Alcohol's Arraignment And Doom Poem by Thomas Cowherd

Alcohol's Arraignment And Doom



Alcohol! Alcohol! who are thy victims?
Come, answer me quickly; stand forth to the bar!
That frown most defiant
Will not make me pliant,
I've pledged myself firmly to wage with thee war.
For years thy dread shock
I have borne like a rock,
Still leaning for help on God's mighty aim.

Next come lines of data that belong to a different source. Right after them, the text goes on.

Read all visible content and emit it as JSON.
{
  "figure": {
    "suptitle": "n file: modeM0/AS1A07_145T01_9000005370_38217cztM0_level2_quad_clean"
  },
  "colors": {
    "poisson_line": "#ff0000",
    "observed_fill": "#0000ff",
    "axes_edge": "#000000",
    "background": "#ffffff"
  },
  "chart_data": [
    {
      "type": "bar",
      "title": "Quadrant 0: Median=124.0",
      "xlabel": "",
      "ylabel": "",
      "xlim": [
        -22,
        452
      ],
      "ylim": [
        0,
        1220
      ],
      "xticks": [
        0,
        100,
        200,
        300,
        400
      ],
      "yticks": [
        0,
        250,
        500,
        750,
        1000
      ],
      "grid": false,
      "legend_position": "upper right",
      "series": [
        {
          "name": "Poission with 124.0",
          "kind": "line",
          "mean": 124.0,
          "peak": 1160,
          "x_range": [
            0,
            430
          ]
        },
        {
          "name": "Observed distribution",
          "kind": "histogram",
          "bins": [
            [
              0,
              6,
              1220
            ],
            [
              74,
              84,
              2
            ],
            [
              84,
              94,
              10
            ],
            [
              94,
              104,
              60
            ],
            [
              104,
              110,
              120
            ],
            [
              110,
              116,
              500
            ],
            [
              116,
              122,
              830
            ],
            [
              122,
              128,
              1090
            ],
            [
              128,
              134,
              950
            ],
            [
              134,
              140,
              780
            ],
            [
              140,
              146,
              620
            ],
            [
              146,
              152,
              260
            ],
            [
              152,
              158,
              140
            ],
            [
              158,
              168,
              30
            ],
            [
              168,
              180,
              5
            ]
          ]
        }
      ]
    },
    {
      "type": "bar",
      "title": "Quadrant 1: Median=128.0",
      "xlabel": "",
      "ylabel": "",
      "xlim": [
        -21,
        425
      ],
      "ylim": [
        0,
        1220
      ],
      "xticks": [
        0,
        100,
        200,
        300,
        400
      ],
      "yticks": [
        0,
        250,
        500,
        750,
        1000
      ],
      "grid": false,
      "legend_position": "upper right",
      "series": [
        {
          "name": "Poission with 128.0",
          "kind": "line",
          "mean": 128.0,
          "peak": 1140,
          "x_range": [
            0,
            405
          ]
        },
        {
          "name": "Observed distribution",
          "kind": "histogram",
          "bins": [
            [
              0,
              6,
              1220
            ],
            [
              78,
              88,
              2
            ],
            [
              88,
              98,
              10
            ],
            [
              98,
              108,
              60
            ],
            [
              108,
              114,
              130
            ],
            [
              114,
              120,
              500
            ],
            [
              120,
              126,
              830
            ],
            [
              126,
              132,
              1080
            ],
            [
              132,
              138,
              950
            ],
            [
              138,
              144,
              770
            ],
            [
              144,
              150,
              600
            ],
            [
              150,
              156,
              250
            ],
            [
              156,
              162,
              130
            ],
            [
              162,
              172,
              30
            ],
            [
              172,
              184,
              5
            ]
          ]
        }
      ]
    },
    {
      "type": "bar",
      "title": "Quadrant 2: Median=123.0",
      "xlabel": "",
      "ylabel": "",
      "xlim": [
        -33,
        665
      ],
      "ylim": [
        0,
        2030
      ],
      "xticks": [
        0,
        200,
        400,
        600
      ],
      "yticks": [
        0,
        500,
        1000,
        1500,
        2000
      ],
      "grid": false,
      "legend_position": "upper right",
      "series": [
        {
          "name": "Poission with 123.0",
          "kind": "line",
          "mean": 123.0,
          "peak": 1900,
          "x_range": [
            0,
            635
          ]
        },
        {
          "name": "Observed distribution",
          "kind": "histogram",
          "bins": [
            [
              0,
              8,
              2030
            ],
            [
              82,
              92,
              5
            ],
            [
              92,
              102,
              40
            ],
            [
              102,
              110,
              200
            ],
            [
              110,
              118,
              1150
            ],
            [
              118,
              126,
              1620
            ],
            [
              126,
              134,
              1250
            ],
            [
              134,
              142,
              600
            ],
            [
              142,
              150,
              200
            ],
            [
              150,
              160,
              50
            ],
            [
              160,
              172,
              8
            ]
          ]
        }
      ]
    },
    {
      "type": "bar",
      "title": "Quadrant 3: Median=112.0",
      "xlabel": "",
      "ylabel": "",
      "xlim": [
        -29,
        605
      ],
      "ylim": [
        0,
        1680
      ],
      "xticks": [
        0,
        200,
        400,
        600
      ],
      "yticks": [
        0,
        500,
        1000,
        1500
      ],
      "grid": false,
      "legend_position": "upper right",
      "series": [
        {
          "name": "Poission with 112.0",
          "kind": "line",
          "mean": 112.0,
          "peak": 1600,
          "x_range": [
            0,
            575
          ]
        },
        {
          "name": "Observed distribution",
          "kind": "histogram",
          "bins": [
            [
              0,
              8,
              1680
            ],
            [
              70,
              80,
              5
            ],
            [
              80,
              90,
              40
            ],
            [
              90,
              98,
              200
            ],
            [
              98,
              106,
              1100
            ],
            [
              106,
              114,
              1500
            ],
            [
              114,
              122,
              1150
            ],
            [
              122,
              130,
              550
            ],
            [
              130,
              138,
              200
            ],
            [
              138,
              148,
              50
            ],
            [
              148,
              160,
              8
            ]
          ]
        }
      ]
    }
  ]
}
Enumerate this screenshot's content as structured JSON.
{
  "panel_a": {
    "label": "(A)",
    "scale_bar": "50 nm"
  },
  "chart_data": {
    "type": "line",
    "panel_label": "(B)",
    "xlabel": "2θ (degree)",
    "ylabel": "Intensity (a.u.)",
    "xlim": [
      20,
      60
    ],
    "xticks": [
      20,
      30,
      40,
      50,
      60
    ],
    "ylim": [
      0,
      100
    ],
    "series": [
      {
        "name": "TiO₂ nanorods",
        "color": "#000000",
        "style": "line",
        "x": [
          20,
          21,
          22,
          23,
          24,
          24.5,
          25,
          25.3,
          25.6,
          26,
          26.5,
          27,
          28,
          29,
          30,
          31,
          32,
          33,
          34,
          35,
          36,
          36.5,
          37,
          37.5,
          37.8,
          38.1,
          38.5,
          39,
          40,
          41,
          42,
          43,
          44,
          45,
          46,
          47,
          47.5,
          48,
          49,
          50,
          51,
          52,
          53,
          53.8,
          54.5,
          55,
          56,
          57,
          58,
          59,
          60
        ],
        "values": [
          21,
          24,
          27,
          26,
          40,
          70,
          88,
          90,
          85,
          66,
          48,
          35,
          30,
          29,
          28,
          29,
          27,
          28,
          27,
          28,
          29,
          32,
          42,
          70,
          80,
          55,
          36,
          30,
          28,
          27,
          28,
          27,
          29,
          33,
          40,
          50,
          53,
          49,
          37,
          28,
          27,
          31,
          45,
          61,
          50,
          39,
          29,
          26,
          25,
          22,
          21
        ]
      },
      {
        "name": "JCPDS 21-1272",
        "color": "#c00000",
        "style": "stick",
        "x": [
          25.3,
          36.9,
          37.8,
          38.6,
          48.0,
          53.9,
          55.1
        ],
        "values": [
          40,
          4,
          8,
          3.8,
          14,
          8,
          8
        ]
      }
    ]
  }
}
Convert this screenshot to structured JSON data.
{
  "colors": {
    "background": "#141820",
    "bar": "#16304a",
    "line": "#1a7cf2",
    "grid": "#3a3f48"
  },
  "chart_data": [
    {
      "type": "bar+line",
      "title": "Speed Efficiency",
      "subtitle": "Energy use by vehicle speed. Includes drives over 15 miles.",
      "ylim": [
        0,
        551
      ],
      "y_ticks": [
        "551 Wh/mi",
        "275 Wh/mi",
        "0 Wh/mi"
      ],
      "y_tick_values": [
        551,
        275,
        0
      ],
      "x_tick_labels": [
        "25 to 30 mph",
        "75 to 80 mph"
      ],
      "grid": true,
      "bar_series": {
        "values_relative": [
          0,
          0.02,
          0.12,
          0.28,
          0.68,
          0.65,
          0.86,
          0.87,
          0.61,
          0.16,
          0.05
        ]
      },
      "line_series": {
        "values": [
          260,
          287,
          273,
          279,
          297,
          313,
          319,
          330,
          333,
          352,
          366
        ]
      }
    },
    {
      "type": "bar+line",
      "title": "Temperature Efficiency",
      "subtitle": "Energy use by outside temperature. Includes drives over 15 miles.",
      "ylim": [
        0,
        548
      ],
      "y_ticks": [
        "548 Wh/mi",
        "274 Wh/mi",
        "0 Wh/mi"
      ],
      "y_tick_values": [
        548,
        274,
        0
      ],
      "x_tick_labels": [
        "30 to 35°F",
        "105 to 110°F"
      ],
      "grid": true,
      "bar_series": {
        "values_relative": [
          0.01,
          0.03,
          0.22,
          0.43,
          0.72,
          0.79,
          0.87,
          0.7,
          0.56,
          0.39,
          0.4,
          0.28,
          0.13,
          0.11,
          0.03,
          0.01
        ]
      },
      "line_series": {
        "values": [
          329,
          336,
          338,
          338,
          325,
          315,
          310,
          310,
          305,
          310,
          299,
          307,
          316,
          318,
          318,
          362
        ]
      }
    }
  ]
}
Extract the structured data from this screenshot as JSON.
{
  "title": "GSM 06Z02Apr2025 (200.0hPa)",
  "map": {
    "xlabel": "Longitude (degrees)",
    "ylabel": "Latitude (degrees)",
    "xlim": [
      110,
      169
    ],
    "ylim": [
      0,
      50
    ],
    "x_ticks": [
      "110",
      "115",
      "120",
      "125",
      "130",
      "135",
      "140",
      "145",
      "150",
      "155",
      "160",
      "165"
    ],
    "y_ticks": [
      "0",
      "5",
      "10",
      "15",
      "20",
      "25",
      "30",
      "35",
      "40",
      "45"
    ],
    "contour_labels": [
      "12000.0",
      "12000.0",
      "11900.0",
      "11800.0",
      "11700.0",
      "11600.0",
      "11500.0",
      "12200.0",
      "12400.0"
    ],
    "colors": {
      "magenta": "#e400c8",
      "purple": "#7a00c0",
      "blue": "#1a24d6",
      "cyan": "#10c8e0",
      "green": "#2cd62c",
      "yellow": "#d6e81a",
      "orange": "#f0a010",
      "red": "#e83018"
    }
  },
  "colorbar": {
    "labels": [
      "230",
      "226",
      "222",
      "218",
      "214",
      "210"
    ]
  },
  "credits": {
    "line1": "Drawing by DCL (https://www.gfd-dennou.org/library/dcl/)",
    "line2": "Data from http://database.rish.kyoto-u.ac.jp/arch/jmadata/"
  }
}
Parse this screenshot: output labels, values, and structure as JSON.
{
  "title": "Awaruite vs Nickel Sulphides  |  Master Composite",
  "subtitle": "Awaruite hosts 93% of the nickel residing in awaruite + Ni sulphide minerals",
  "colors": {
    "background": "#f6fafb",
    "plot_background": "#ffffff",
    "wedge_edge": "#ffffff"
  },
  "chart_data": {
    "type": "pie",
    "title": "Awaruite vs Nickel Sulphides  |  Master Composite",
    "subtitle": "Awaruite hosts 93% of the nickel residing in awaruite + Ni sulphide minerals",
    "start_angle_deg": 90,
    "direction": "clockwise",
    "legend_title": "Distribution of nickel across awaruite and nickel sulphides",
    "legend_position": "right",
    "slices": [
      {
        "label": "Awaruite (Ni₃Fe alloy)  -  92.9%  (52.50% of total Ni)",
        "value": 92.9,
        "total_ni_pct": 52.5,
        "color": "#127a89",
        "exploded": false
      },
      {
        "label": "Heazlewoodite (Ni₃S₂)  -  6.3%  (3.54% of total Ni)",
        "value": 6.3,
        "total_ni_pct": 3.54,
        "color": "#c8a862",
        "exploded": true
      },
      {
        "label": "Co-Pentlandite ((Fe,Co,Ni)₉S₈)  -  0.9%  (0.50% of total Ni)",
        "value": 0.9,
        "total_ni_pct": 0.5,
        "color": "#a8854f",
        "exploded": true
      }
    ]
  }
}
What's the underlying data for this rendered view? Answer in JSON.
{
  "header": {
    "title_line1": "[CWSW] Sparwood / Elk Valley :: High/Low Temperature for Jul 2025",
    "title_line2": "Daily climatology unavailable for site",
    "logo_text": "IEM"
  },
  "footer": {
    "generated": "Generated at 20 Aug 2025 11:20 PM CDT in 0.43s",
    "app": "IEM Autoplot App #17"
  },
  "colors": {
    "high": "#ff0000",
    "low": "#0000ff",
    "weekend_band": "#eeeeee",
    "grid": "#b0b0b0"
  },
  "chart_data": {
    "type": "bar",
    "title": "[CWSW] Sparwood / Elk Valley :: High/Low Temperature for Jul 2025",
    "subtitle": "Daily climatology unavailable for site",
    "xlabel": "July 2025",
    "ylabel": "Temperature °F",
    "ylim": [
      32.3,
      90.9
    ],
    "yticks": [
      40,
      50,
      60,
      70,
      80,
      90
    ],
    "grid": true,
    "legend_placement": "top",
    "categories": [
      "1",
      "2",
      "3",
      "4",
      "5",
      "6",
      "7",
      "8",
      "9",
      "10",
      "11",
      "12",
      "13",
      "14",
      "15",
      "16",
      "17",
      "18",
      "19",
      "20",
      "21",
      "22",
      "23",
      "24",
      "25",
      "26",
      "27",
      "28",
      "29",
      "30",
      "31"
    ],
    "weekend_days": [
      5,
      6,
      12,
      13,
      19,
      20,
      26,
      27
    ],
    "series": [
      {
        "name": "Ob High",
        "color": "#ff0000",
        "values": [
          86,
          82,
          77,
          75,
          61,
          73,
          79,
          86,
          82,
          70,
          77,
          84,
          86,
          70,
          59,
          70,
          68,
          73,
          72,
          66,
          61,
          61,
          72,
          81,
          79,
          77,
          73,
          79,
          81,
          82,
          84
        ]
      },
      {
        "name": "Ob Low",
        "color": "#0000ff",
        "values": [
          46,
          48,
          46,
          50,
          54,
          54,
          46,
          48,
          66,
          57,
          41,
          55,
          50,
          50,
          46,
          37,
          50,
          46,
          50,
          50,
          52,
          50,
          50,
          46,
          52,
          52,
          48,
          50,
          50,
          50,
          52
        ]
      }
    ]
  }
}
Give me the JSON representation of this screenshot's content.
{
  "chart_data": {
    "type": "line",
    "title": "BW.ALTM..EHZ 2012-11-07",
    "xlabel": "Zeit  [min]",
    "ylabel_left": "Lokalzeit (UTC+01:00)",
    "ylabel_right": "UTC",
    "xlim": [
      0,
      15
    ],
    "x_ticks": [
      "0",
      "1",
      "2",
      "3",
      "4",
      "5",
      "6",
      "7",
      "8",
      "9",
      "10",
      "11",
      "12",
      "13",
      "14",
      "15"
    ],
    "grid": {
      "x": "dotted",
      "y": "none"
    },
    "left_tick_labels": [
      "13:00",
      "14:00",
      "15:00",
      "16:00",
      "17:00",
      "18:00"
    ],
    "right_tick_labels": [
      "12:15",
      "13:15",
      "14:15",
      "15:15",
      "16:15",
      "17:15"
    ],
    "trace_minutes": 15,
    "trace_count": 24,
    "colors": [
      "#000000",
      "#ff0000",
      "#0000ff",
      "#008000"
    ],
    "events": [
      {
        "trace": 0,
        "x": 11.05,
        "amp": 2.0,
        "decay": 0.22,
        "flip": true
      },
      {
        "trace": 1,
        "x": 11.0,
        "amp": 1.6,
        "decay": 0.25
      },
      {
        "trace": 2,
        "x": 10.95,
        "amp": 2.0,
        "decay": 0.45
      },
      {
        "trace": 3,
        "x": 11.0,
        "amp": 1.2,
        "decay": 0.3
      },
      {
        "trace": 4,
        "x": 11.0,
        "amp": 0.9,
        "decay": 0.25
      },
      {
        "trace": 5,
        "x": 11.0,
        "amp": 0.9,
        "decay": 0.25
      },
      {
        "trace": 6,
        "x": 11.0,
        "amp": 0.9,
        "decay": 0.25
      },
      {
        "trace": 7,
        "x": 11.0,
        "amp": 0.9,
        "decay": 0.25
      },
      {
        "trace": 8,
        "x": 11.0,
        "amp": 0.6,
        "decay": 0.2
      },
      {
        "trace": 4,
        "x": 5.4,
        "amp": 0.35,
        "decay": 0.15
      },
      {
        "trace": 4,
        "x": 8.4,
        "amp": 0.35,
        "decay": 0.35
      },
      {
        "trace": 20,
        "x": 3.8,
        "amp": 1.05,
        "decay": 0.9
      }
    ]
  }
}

Say, Alcohol, truly, who are thy victims?
'Of the rich and the poor, the good and the fair,
Mankind of each standing,
Know well I've a hand in
The havoc and ruin they see everywhere!
Daily with fury
From Still and from Brewery
I'm dealing out death without much alarm.

'Princes and Statesmen I count 'mongst my victims,
With painters and poets, philosophers sage,
Rich merchants, skilled doctors,
Cute lawyers, keen proctors,
Mechanics and laborers of each sex and age
Are found in my ranks,
And lured on by my pranks,
While I care not a pin what comes to them.'

Then, Alcohol, tell me what do thy victims
In such vile standing while here in this world?
'They're spending their money
Not for milk and honey,
But for what will cause them to be quickly hurled
To that dreadful place
Where there is not a trace
Of richest mercy they here do contemn.'

Alcohol, tell me what more are thy victims
As fruits of their orgies accomplishing here?
Asylums they're filling,
While jails by their swilling
Are constantly crowded, or far off or near;
And orphans are made
By this great liquor trade,
In thousands as all may very soon see!

Alcohol, listen the doom which awaits thee:
More than half of thy doings thou'st kept out of sight.
Every good man and true
Deems it is but thy due
That thou should'st be banished to Regions of Night.
And heart-broken mates,
With all orphans' sad fates,
Compel us to give forth this doom on thee.